L’agroforesterie occupe une place de choix dans la transition vers des systèmes agricoles durables. Les arbres et les haies sont source de nombreux bénéfices autant pour les productions végétales associées que pour l’élevage.

L'arbre agroforestier, ici associé à du maïs, est un maillon essentiel du cycle de la fertilité. ©Séverin-Lavoyer

Inspirée des techniques ancestrales combinées à l’innovation, l'agroforesterie s’inscrit pleinement dans le développement d’une agriculture durable. Le GIEC (1) considère d’ailleurs qu’elle a un effet positif sur l'atténuation, l'adaptation au changement climatique et la sécurité alimentaire, ainsi que dans la lutte contre la désertification ou la dégradation des terres.

Différents modèles

Mais de quoi parle-t-on ? Il existe une infinité de systèmes agroforestiers dont le principe de base est d’intégrer des arbres et haies bocagères à une production agricole. En grandes cultures et maraîchage, des essences forestières et/ou fruitières sont plantées en alignement dans une parcelle ou en bordure. Le sylvopastoralisme et le pré-verger consistent à faire pâturer des animaux (ovins, bovins, caprins, porcins) dans des bois ou prairies arborées d’arbres fruitiers, forestiers ou fourragers. Les parcours volailles plein air accueillent des arbres alignés ou isolés, des haies ou des bosquets. Le jardin-forêt diversifie les plantations étagées sur différentes strates de végétation. Enfin, la vitiforesterie se développe dans les vignobles. “L’agroforesterie s’inspire du modèle de la forêt, l'arbre étant le maillon essentiel du cycle de la fertilité”, expose Fabien Balaguer, directeur de l'Association française d’agroforesterie. Les objectifs de l'agriculteur, les débouchés agroforestiers envisagés, les contraintes de sol et du système de production,  la dimension des machines agricoles déterminent les essences, la densité de plantation, l'orientation et la distance entre les rangées d'arbres. Quelques exemples. Le saule et l’aulne s'adaptent bien aux zones humides. Les merisiers, noyers et ormes de Lutèce ont un bon potentiel en bois d’œuvre pour la menuiserie et construction de bâtiments. Les érables, tilleuls et charmes taillés en têtard produisent du bois de chauffage. Le frêne, le cornouiller sanguin et le noisetier présentent un intérêt fourrager.

Des bénéfices à foison

L arbre agricole est un véritable couteau suisse environnemental. Puissamment ancré, il retient le sol, le protégeant de l’érosion. Il évite que les pluies emportent la terre dans les rivières par ruissellement. Il améliore l’infiltration et la filtration de l’eau et aide à recharger la réserve utile du sol. Plus de cultures et d’arbres, c’est plus de photosynthèse. La restitution des feuilles et racines mortes enrichit le sol en matière organique et participe à la formation d’humus. En parallèle, les racines remontent des nutriments de la roche mère. Il en résulte une amélioration de la vie du sol, de sa structure et de sa fertilité et une meilleure disponibilité en nutriments et eau pour les cultures.

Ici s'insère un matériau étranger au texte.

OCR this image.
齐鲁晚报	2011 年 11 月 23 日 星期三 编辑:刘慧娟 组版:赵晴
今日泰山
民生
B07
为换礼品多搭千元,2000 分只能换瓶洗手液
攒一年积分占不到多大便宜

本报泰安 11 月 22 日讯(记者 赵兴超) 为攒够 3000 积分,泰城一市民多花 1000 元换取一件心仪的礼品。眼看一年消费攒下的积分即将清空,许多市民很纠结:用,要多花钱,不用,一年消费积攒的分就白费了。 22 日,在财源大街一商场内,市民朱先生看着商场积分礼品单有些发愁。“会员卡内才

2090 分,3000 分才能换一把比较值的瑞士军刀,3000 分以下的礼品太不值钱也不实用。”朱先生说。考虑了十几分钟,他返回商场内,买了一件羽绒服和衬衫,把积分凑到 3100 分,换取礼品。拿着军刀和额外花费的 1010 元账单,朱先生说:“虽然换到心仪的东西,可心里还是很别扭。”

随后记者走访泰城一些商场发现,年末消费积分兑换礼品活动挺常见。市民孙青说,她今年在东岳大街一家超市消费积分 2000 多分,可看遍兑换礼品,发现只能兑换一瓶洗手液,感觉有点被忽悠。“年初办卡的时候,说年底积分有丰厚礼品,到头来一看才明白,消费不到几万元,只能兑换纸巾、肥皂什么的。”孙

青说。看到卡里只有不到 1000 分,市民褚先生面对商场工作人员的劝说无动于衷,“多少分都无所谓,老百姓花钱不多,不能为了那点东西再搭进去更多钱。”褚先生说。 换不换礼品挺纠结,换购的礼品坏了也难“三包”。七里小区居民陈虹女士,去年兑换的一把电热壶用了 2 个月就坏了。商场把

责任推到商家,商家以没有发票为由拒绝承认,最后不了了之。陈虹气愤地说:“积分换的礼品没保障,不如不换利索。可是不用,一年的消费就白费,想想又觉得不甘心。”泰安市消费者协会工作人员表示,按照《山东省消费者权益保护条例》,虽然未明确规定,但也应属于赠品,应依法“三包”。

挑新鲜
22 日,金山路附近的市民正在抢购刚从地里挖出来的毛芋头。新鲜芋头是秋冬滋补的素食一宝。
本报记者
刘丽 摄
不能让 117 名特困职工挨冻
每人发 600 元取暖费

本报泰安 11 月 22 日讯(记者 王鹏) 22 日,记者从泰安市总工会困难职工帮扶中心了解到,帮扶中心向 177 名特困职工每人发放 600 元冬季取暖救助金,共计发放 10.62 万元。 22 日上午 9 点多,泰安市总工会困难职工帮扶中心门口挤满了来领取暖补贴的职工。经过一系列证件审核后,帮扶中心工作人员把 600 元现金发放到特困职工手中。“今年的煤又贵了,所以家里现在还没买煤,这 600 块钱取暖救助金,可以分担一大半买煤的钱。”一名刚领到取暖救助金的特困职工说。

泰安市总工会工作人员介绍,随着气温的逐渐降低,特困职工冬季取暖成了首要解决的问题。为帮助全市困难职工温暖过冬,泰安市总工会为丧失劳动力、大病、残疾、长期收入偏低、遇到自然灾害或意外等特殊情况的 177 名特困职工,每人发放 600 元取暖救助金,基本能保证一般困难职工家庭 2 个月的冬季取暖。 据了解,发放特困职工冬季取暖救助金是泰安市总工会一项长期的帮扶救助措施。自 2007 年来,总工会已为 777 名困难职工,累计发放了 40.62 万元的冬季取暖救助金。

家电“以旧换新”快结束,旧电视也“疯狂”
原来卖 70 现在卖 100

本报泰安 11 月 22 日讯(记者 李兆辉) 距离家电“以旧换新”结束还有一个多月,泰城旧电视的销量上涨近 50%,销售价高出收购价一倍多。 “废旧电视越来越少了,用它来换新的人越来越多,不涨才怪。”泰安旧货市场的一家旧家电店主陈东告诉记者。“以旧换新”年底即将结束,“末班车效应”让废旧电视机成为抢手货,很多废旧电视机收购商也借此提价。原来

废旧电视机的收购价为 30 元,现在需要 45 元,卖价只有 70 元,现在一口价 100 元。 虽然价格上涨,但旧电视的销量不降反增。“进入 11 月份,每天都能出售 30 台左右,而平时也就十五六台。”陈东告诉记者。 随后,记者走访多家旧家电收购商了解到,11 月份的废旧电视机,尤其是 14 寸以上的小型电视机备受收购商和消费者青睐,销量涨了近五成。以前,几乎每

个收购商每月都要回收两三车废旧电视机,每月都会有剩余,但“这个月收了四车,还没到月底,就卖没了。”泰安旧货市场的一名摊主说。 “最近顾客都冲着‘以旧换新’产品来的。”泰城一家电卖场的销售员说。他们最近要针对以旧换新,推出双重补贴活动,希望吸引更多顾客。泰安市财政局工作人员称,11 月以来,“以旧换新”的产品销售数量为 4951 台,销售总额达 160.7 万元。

Les arbres stockent le carbone atmosphérique dans le bois mais surtout dans les racines et le sol, luttant ainsi contre le changement climatique. Question biodiversité, les haies et arbres offrent gîte et couvert aux oiseaux, arthropodes et petit gibier, mais aussi aux pollinisateurs et prédateurs de ravageurs. Ils servent de corridors pour les mouvements de la faune et fournissent nectar et pollen aux abeilles. Enfin, ils contribuent à la préservation des paysages.

Un bonus économique

En formant une barrière naturelle, les arbres protègent les cultures du vent, du soleil et de la chaleur. Ce microclimat amortit les extrêmes climatiques et limite leurs impacts négatifs sur les productions végétales. Bien gérés (2), les arbres ne concurrencent pas les cultures, ils améliorent les rendements agricoles. Les chercheurs indiquent qu’une production agricole en agroforesterie fournit 15 à 60% de biomasse supplémentaire à l'hectare, comparé aux mêmes cultures menées en solo (arbres et céréales, prairies, etc). En élevage, les arbres participent au bien-être des animaux, ils leur épargnent les vents forts et leur apportent de l’ombrage. Ils peuvent également fournir un complément de fourrage (feuilles, tables de pâturage) pendant l’été. À l’échelle de l exploitation, l’agroforesterie est un moyen de diversifier les productions, donc les sources de revenus. L’agriculteur peut à terme valoriser les arbres en bois d’œuvre, bois énergie ou BRF (3), en litière plaquettes pour l’élevage ou en récolte fruitière.

Encourager la plantation

L'agroforesterie se déploie peu à peu sur le territoire et compte 1,6 Mha, soit 5,6% de la surface agricole totale. L Ademe (4) estime le potentiel de nouvelles plantations à 2,2 Mha d ici 2030. Les investissement sont encouragés par des aides régionales, nationales et européennes et par des aides privées via le mécénat d’entreprise (Fonds After). Les parcelles agroforestières sont éligibles aux aides PAC (5) du premier pilier (écorégime). L’accent est mis sur la plantation mais maintenir ce qui est en place est tout aussi crucial. “L’enjeu dans certaines régions est davantage de revaloriser l’existant en insérant les haies dans l’économie rurale et en développant des filières bois pour pérenniser la ressource.

Sabine Huet

(1) GIEC : Groupe d'experts intergouvernemental sur l'évolution du climat

(2) La gestion, essentielle en agroforesterie, consiste à tailler, récolter et valoriser les produits de l'arbre.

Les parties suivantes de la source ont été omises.